Dora Moutot est une journaliste franco-américaine basée à Paris que nous connaissons surtout pour son travail exquis sur le blog La Gazette du Mauvais Goût. C'est le genre de femme qui sort un nouveau projet alternatif tous les six mois entre deux articles pour Le Monde, et aujourd'hui c'est un de ses projets de 2012 qui revient sous les feux des projecteurs : le blog Webcam Tears.
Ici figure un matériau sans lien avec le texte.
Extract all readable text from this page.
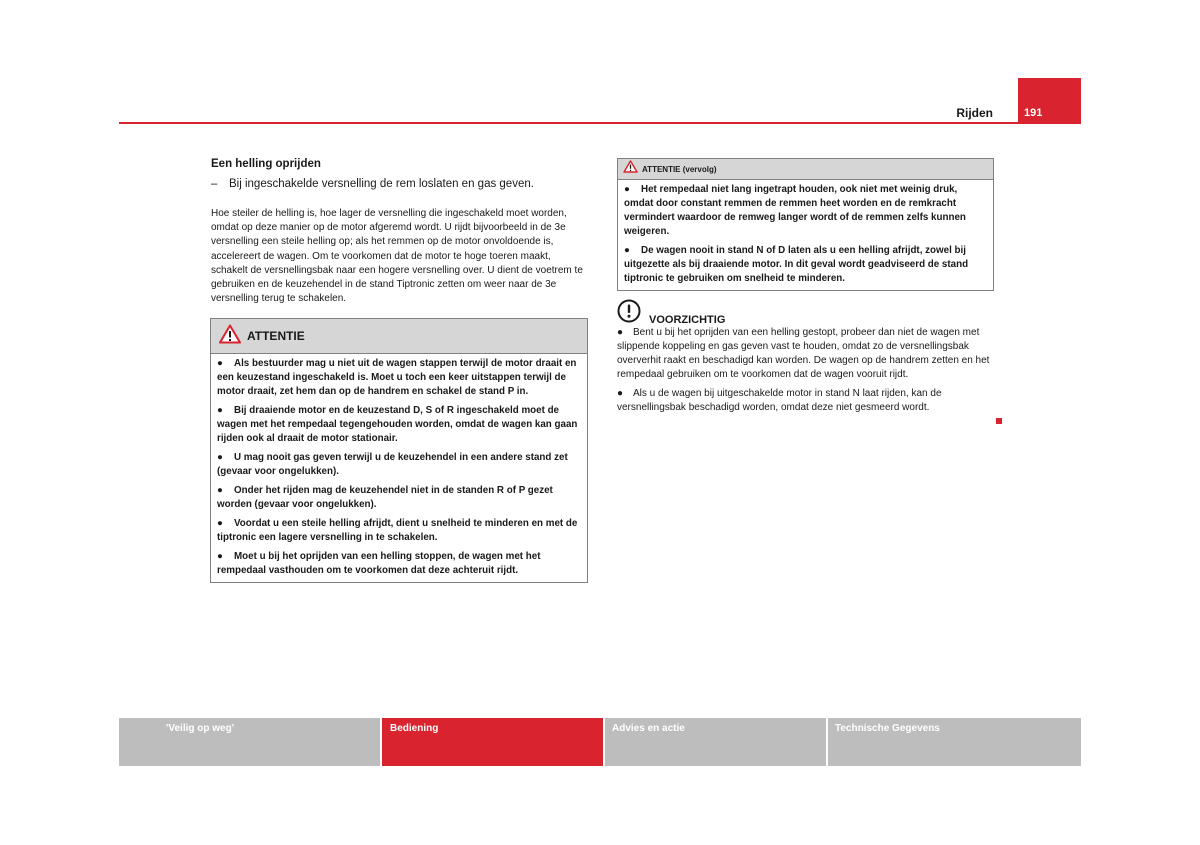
Rijden	191
Een helling oprijden
– Bij ingeschakelde versnelling de rem loslaten en gas geven.

Hoe steiler de helling is, hoe lager de versnelling die ingeschakeld moet worden, omdat op deze manier op de motor afgeremd wordt. U rijdt bijvoorbeeld in de 3e versnelling een steile helling op; als het remmen op de motor onvoldoende is, accelereert de wagen. Om te voorkomen dat de motor te hoge toeren maakt, schakelt de versnellingsbak naar een hogere versnelling over. U dient de voetrem te gebruiken en de keuzehendel in de stand Tiptronic zetten om weer naar de 3e versnelling terug te schakelen.

ATTENTIE
● Als bestuurder mag u niet uit de wagen stappen terwijl de motor draait en een keuzestand ingeschakeld is. Moet u toch een keer uitstappen terwijl de motor draait, zet hem dan op de handrem en schakel de stand P in.
● Bij draaiende motor en de keuzestand D, S of R ingeschakeld moet de wagen met het rempedaal tegengehouden worden, omdat de wagen kan gaan rijden ook al draait de motor stationair.
● U mag nooit gas geven terwijl u de keuzehendel in een andere stand zet (gevaar voor ongelukken).
● Onder het rijden mag de keuzehendel niet in de standen R of P gezet worden (gevaar voor ongelukken).
● Voordat u een steile helling afrijdt, dient u snelheid te minderen en met de tiptronic een lagere versnelling in te schakelen.
● Moet u bij het oprijden van een helling stoppen, de wagen met het rempedaal vasthouden om te voorkomen dat deze achteruit rijdt.
ATTENTIE (vervolg)
● Het rempedaal niet lang ingetrapt houden, ook niet met weinig druk, omdat door constant remmen de remmen heet worden en de remkracht vermindert waardoor de remweg langer wordt of de remmen zelfs kunnen weigeren.
● De wagen nooit in stand N of D laten als u een helling afrijdt, zowel bij uitgezette als bij draaiende motor. In dit geval wordt geadviseerd de stand tiptronic te gebruiken om snelheid te minderen.
VOORZICHTIG
● Bent u bij het oprijden van een helling gestopt, probeer dan niet de wagen met slippende koppeling en gas geven vast te houden, omdat zo de versnellingsbak oververhit raakt en beschadigd kan worden. De wagen op de handrem zetten en het rempedaal gebruiken om te voorkomen dat de wagen vooruit rijdt.
● Als u de wagen bij uitgeschakelde motor in stand N laat rijden, kan de versnellingsbak beschadigd worden, omdat deze niet gesmeerd wordt.
'Veilig op weg'	Bediening	Advies en actie	Technische Gegevens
Lancé début 2012, ce blog prend la forme d'un flot continu de vidéos de gens qui se fiment en train de pleurer devant leur webcam. Pour Dora, à l'heure où se montrer nu sur internet n'a plus grand chose de subversif ou de surprenant, les larmes deviennent une nouvelle forme de pornographie. Parce qu'il y a ce côté interdit et voyeur, mais aussi cette drôle de sensation d'être en train de regarder quelque chose qu'on ne devrait pas voir- ce qu'on ressentait devant le porno avant qu'on finisse par s'y "habituer" et qu'il devienne aussi facilement accessible.
Il n'y a qu'à voir à quel point on peut être hypnotisée ou subjuguée quand on croise quelqu'un qui pleure dans un lieu public. On a envie de savoir pourquoi, de regarder sans dévisager, on jette des petits regards furtifs, on invente des raisons à ces larmes... Parce qu'on ne se retrouve pas souvent confrontées aux larmes des autres, au quotidien. On connaît les nôtres, celles des gens qui nous sont très proches (et de nos enfants, plus courantes mais moins mystiques), mais on a du mal à imaginer notre boss, notre voisin ou notre boulangère pleurer, par exemple.
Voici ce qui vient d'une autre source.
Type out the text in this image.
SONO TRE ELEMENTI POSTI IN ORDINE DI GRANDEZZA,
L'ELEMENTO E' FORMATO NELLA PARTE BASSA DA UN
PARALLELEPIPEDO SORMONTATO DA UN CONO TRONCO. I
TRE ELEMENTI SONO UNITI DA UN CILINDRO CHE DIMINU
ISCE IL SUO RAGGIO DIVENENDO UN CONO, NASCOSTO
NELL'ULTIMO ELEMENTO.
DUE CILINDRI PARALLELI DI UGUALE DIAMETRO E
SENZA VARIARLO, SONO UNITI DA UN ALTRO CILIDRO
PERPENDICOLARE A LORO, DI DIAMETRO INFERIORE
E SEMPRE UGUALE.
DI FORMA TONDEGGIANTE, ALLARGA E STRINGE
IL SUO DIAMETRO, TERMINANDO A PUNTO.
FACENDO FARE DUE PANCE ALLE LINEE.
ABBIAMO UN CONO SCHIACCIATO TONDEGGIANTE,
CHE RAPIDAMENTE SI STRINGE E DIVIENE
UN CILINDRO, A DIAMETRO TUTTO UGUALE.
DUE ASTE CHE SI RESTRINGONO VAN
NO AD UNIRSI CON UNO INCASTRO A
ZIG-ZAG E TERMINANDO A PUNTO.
Avec Webcam Tears, on peut donc observer de parfaits inconnus, hommes et femmes, verser des larmes face à leur ordinateur, sans trop savoir pourquoi.
Dora Moutot décrivait déjà son projet dans une interview accordée au site madmoiZelle en février 2012 :
"En gros, c'est une collection de larmes. Une sorte de compilation de tristesse contemporaine, de tristesse au temps du web. Vu le temps qu'on passe à notre époque devant l'ordi, dans un monde où ton Mac est un peu "le joyau de ta vie" , je pense que tout le monde s'est déjà retrouvé seul, face à son ordi, à verser une larme devant l'écran."
C'est une nouvelle façon de s'exposer, de s'exhiber, de montrer ce qu'on est au reste du monde. Puisqu'on aime publier des selfies, des photos de ce qu'on mange, de ce qu'on porte, des endroits où on part en vacances, de nos animaux de compagnie, pourquoi ne pas y ajouter nos larmes ?
Et si vous aimez voir les gens pleurer, il faut également savoir que Webcam Tears a été inspiré par l'oeuvre de l'artiste Laurel Nakadate intitulée 365 Days : A Catalogue of Tears, une collection d'autoportraits larmoyants capturés au cours d'une seule année. Puisqu'on cherche à briser tous les tabous depuis quelques années, notamment ce qui concerne le corps et ses expressions diverses, on peut aussi libérer nos glandes lacrymales et rendre leurs effusions publiques.